February 26, 2014 / 12:35 PM / 4 years ago

Russian finance ministry to use its bank deposits to boost liquidity

MOSCOW, Feb 26 (Reuters) - Russia’s finance ministry said it plans to boost liquidity in the money markets using funds it holds on account at banks by cutting the minimum amount that must be kept on deposit to 200 billion roubles ($5.6 billion) from 600 billion.

Finance Minister Anton Siluanov said on Wednesday that the ministry also intended over the medium term to develop borrowing tools that would enable it to tap the capital market for short-term needs.

“We are keeping huge funds on treasury account,” he said. “We need to push monetary funds into the economy, not hold it in accounts at banks, so that banks have liquidity and interest rates are lower.”

The ministry’s head of treasury Roman Atyukhin said the rule on minimum treasury deposits would change in September.

The plan comes at a time of tight liquidity on Russia’s money markets, with the Mosprime one-week interbank interest rate at 6.5 percent, in line with the central bank’s fixed lending rate which acts as a ceiling for market fluctuations.

Russia’s central bank has resisted cuts in its 5.5 percent benchmark policy rate as it is concerned about inflation. However, Russian President Vladimir Putin has called for measures to lower borrowing costs in the economy.
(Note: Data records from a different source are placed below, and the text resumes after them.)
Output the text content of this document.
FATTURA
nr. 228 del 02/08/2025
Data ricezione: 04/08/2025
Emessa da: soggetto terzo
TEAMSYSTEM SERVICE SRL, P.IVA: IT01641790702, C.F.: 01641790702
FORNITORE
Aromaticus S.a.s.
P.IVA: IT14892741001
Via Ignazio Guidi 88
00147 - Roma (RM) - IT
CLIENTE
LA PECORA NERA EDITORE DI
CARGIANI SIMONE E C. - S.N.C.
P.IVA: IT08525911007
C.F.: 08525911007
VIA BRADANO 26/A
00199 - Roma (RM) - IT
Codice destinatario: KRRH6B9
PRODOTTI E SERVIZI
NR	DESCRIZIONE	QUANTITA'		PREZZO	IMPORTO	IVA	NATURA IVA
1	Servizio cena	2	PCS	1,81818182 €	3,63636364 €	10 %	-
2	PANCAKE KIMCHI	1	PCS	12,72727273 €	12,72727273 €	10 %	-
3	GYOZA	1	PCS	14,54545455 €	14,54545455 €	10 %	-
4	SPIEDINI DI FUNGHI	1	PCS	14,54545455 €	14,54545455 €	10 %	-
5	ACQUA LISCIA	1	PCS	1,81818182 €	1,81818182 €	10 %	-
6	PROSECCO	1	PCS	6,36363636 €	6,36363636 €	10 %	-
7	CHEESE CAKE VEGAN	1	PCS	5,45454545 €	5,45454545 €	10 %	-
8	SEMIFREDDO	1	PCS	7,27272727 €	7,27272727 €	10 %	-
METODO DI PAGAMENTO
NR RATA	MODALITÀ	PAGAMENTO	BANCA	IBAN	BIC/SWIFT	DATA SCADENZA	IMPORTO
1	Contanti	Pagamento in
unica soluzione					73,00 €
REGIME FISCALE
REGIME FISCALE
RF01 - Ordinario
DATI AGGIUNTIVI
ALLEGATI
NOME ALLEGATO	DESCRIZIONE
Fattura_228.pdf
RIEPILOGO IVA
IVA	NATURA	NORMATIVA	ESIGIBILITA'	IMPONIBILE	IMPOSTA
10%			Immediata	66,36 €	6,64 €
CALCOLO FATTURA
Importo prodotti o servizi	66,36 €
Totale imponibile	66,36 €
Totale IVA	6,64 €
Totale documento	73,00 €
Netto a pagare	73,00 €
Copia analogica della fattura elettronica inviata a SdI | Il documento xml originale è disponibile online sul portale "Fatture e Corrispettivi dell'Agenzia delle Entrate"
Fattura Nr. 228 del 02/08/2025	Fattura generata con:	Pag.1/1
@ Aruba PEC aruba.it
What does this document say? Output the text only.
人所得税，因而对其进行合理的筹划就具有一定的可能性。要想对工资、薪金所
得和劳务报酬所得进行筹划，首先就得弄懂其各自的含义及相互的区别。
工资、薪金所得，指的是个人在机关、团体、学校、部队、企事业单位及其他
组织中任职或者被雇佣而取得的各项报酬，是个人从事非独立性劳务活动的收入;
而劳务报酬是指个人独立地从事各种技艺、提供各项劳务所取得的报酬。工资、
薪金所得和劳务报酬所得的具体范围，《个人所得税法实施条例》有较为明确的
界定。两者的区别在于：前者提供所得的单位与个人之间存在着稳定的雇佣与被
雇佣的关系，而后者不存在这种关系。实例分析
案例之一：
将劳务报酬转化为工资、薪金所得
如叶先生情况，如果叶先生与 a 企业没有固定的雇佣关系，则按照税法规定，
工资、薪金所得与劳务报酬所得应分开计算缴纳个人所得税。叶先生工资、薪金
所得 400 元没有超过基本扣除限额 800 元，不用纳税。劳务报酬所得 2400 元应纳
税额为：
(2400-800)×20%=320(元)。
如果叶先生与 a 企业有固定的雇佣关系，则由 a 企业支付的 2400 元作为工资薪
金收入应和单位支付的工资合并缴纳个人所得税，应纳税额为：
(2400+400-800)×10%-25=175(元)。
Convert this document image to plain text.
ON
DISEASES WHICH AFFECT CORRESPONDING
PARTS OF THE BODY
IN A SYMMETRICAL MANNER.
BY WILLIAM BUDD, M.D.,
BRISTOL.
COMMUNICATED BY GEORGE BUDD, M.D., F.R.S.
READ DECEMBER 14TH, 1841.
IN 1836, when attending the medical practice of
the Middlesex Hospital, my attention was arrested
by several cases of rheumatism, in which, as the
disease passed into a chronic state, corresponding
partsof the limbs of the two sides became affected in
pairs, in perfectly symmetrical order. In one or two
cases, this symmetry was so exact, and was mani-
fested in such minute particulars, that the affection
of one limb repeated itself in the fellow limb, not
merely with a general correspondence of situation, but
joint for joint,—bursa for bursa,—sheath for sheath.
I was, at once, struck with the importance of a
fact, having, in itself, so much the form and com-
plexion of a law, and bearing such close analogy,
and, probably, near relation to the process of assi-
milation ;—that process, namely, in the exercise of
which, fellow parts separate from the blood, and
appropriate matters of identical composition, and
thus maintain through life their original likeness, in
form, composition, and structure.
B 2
Alexander Morozov, chief Russia economist at HSBC, said the additional liquidity injection was “significant” but was not likely to cause big market moves as it would happen over time.

“Since we are not talking about a one-off mechanism the overall reaction will be muted. It should be marginally positive for money markets but I don’t think we will see a significant decline in money market rates,” he said.

He said Russia was gradually moving towards the model in Western economies, where finance ministries use short-term treasury bills to borrow on the market rather than hold large funds on deposit.

VTB Capital analyst Maxim Korovin said the deposit rule change would be positive for smoothing liquidity fluctuations over the course of the year, and would help lower money market rates towards 5.5 percent.

Some economists have blamed liquidity injections by the central bank, which has been stepping up medium-term refinancing operations for banks, as a factor behind a recent fall in the rouble.

The currency hit a historic low against a dollar-euro basket on Wednesday, on concerns that Ukraine may default.

However, HSBC’s Morozov said he expected the impact of the finance ministry plan on the rouble to be limited.

“I don’t think Russian banks are speculating against the rouble right now. What we see happening with the rouble should be attributed to the behaviour of banks’ clients - corporates and households - rather than banks themselves,” he said.